School’s out for the pandemic

My daughter Arabella was on the honor roll. After the fight with Estelle, Arabella didn’t want to go to school at all. We had a hard, if not almost impossible, time getting her out of bed in the morning for school. She would cause everyone else to be late and they resented her for that. She stopped talking to kids who were previously friends or acquaintances. In fact, she skipped the lunch period altogether and started hanging out in the classroom by herself.

So it didn’t seem like it would be a really bad thing for Arabella when schooling went online. She didn’t really want to be there anyway.

Everyone at our house, however, seemed to have a hard time with online schooling. Clara stopped doing homework altogether since her parents wanted her to go back home to Germany. Estelle was even having a hard time finding motivation to study. Her year in America wasn’t going to count anyway and she was going to have to repeat the year when she went back home to France. She really wanted to be here for the social aspect. But track was cancelled, along with prom, our spring break trip, and everything else she was looking forward to. I couldn’t be too hard on the kids for being depressed that COVID shut their lives down.

I pretty much let Estelle and Arabella manage their own online homework assignments. I mean, they were honor roll high school students. They were competent and capable of managing their own schedules, or so I thought. Plus, math..

We got a call from the school a few weeks before school was scheduled to end. They told us that Arabella did not do any assignments for a 3 week period and she might fail several classes. As you can imagine this was very upsetting to us. This put her on a tight timeline to finish her classes. Paul helped Arabella put a schedule together and they sat in his office together while Arabella tried to catch up. It was a very stressful time and it created a lot of conflict.

We still had a hard time waking Arabella up for class.
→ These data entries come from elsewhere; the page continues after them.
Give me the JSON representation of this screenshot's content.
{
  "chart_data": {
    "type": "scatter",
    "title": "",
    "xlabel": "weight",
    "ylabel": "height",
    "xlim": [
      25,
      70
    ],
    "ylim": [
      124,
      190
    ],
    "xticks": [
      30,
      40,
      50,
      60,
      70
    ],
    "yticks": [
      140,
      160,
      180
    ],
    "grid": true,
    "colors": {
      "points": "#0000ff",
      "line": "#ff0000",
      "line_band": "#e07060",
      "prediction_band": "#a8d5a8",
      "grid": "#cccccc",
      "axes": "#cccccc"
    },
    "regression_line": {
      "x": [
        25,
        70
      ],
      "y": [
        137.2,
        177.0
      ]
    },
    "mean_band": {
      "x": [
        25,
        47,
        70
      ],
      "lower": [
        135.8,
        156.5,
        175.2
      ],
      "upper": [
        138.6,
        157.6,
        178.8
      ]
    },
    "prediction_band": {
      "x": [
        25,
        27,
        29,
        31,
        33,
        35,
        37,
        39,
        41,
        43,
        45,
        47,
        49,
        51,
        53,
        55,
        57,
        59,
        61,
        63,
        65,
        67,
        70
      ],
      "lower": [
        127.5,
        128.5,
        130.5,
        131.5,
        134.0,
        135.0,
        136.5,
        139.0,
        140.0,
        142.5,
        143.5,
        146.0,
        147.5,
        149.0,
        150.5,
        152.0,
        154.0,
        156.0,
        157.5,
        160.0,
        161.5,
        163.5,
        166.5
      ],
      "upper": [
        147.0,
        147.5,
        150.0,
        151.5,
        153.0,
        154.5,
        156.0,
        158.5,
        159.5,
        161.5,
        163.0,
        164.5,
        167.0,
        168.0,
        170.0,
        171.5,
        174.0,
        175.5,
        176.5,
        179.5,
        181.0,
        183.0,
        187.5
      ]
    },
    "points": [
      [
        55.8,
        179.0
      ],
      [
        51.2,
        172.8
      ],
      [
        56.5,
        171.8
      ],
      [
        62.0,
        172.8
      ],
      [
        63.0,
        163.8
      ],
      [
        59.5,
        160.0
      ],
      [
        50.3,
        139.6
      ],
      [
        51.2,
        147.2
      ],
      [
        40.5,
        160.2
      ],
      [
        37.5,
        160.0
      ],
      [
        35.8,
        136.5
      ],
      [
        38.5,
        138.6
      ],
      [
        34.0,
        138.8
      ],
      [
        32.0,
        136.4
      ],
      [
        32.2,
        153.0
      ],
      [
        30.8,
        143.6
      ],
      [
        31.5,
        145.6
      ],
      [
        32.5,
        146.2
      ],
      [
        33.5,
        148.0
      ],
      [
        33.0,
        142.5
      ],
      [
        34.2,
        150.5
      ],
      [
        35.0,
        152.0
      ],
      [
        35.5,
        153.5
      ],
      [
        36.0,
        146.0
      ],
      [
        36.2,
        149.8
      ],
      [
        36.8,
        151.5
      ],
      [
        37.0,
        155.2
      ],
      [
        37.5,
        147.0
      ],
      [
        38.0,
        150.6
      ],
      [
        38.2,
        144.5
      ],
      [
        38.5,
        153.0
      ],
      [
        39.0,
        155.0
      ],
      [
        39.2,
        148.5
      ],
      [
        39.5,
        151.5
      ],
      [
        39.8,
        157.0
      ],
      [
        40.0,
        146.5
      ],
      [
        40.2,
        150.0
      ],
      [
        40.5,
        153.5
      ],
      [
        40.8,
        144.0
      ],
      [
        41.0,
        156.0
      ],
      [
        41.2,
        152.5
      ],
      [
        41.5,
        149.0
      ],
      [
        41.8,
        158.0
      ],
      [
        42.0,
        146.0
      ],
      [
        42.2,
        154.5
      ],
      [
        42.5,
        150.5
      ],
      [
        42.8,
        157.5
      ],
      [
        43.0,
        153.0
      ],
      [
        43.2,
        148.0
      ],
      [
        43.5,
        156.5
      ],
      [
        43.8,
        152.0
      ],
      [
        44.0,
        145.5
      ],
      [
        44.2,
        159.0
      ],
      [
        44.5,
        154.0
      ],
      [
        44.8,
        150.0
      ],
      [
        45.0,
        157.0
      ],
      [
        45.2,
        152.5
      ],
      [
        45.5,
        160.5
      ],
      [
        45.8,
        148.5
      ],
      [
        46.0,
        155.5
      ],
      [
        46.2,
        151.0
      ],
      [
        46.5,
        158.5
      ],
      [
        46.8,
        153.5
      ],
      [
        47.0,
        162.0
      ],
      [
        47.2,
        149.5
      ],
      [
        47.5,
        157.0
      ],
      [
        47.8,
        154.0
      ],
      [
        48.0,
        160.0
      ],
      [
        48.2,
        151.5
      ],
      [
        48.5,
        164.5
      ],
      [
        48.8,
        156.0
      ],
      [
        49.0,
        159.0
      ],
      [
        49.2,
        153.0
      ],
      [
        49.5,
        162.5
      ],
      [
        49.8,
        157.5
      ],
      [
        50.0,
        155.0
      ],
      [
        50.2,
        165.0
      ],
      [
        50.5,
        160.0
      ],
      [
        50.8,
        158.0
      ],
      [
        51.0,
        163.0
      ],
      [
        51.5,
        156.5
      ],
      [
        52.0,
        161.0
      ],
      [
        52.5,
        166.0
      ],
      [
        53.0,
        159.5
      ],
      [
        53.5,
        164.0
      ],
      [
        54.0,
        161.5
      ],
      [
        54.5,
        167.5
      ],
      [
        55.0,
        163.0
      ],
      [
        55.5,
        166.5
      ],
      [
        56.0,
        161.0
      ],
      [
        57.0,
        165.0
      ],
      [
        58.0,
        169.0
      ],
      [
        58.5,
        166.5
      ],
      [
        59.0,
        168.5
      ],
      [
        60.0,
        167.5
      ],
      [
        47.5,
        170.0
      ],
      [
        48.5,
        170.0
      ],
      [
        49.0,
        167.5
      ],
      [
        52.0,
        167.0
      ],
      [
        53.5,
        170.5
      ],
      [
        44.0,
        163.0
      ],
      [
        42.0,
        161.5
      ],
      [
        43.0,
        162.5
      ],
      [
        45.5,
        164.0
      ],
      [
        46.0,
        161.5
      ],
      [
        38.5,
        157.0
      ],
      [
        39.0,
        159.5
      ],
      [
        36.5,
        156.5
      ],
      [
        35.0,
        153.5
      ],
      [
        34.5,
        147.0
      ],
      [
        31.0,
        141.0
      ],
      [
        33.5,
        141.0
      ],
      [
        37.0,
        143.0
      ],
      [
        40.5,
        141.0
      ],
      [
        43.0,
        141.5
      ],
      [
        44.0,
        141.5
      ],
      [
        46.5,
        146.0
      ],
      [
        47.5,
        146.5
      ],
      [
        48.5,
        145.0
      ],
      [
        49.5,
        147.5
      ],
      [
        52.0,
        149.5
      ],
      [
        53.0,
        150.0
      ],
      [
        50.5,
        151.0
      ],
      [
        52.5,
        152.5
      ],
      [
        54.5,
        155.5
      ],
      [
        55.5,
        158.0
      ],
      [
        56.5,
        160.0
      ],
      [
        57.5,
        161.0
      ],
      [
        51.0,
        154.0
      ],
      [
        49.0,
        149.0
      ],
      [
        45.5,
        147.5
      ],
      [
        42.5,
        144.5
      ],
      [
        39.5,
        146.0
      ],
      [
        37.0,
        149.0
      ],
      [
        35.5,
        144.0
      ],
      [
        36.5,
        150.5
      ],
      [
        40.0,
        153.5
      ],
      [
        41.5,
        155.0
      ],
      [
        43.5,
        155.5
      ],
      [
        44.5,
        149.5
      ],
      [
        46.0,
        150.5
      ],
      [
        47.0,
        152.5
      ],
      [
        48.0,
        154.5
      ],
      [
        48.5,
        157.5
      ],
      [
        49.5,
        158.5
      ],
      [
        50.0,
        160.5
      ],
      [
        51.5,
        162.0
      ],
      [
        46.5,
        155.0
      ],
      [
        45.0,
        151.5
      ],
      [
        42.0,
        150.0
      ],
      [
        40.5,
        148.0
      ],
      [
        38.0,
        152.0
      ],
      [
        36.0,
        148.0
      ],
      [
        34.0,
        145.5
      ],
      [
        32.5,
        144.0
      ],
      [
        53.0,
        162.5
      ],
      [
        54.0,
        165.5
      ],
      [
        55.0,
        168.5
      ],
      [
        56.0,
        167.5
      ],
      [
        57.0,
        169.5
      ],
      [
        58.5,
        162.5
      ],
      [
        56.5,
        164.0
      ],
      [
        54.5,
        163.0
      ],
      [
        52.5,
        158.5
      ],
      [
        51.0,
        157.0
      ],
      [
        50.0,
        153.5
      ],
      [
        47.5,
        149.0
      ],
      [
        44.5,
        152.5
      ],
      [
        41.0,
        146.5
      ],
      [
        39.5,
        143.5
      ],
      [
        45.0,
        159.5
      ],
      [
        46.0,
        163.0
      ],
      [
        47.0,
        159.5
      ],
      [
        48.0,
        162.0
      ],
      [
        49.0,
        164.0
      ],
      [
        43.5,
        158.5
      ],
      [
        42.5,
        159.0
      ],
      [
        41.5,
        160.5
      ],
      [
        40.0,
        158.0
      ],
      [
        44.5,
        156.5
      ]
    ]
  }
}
She was so far behind and said she couldn’t focus to get stuff done. She was in so deep we didn’t think she could dig herself out. One day Paul lost it. After another day of arguing about having to do homework, Paul lost his temper and kicked Arabella out of the house. Arabella asked if she could stay by her friend Jordan’s for a few days. She promised she would work on her assignments there. I told her she could stay there for a few days until she and her dad cooled off with their arguing. What we were doing here wasn’t working anyway.

I was desperate. No one could tell me how to motivate a previous honor roll student who was struggling with depression through a pandemic get her homework done when all she wanted to do was sleep. Maybe a few days away would be a good idea. Jordan’s mom said it was okay. So I packed up my car with a couple days worth of clothes and all of her homework to drop her off a few days. I told her if she didn’t do her homework, I would pick her back up again. We would be monitoring her progress online.

Somehow she was able to pass all but one class her junior year. Creative writing, that is the class she didn’t pass. It kills me. Oh, the many of things she could’ve wrote about.